Provenance Research Training Program. Rome, December 2014
From 8-12 December 2014, the fifth Provenance Research Training Program (PRTP) was conducted in Rome, Italy by the European Shoah Legacy Institute in partnership with the Italian Ministry of Cultural Heritage and Tourism and in cooperation with the Conference on Jewish Material Claims Against Germany and the Commission for Art Recovery (Europe). Forty participants from fourteen countries across three continents took part in the comprehensive workshop, which was jointly hosted by the Jewish Community of Rome and the Italian Ministry of Cultural Heritage and Tourism.

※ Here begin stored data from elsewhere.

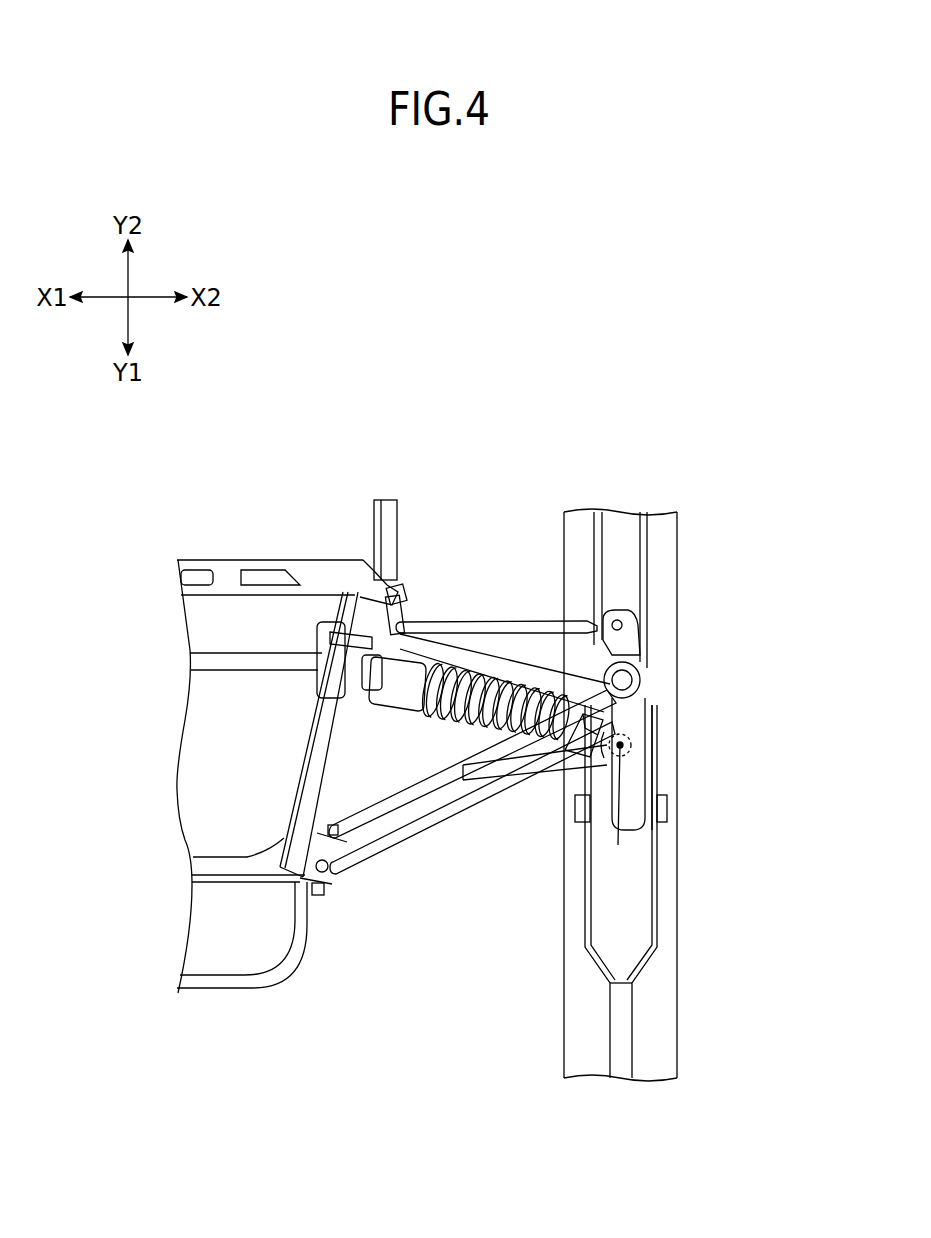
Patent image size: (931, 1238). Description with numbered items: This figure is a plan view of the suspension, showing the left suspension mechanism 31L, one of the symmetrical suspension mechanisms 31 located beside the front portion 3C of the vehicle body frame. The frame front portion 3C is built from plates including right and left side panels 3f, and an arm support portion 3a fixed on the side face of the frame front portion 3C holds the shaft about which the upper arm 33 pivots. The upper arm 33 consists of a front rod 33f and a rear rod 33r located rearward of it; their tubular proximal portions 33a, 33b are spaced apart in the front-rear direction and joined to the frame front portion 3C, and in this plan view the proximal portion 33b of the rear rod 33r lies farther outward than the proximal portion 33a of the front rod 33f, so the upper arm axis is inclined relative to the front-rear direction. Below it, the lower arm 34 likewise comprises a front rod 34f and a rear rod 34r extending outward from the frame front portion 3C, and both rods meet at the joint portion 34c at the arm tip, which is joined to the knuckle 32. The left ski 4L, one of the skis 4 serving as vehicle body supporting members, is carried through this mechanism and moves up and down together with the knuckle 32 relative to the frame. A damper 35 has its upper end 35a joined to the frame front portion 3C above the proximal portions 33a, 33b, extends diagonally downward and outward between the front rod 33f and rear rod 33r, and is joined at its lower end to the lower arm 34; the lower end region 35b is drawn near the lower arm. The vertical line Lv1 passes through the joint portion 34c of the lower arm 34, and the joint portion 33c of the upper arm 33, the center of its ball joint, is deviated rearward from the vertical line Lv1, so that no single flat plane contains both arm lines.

The front portion of the vehicle body frame 3C is at (225, 893).
The arm support portion 3a is at (395, 590).
The side panel 3f is at (317, 768).
The left ski 4L is at (674, 795).
The ski 4 is at (678, 845).
The left suspension mechanism 31L is at (527, 721).
The suspension mechanism 31 is at (527, 721).
The knuckle 32 is at (635, 795).
The upper arm 33 is at (527, 737).
The proximal portion of the front rod 33a is at (326, 874).
The proximal portion of the rear rod 33b is at (412, 605).
The joint portion of the upper arm 33c is at (645, 683).
The rear rod 33r is at (522, 622).
The front rod 33f is at (432, 805).
The lower arm 34 is at (534, 745).
The joint portion of the lower arm 34c is at (635, 740).
The rear rod 34r is at (448, 657).
The front rod 34f is at (497, 785).
The damper 35 is at (439, 713).
The upper end of the damper 35a is at (355, 668).
The spring rear end bracket 35b is at (577, 733).
The vertical line Lv1 is at (625, 810).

The workshop was conducted by distinguished provenance researcher and co-founder of the Holocaust Art Restitution Project, Mr Marc Masurovsky, and noted jurist, Ms Irina Tarsis, of the Center for Art Law in New York. The workshop also played host to a number of eminent guest speakers, including Agnes Peresztegi – Executive Director of the Commission for Art Recovery (Europe); Evelien Campfens – Director of the Dutch Restitution Committee; Monica Dugot – Senior Vice President and International Director of Restitution at Christie’s Auction House in London; Thierry Bajou – representative of the French Ministry of Culture and author; and Konstantin Akinsha – art scholar and author.
The PRTP Rome workshop was developed around the complimentary themes of research, history, and ethics, and was conducted with particular focus on:
- Analytical and methodological tools that can serve to comprehend the complexity of the topics under study, to visualize patterns, and to compare these processes and their international impact;
- The impact of cultural plunder on collection management practices in museums and other cultural institutions;
- Providing a core understanding of the displacement of cultural objects throughout pre-war Europe, wartime plunder and its impact on collecting practices and the international art market, and post-war efforts to recover looted cultural assets; and
- The ethical implications of cultural plunder during the Nazi era, current international policies, and art trade practices.
The workshop was attended by representatives from national ministries of a number of European countries, curators and senior collection managers from some of the leading public and private museums in Europe and North America, academics from universities in Canada and the United States, independent researchers, doctoral candidates, and both undergraduate and postgraduate students.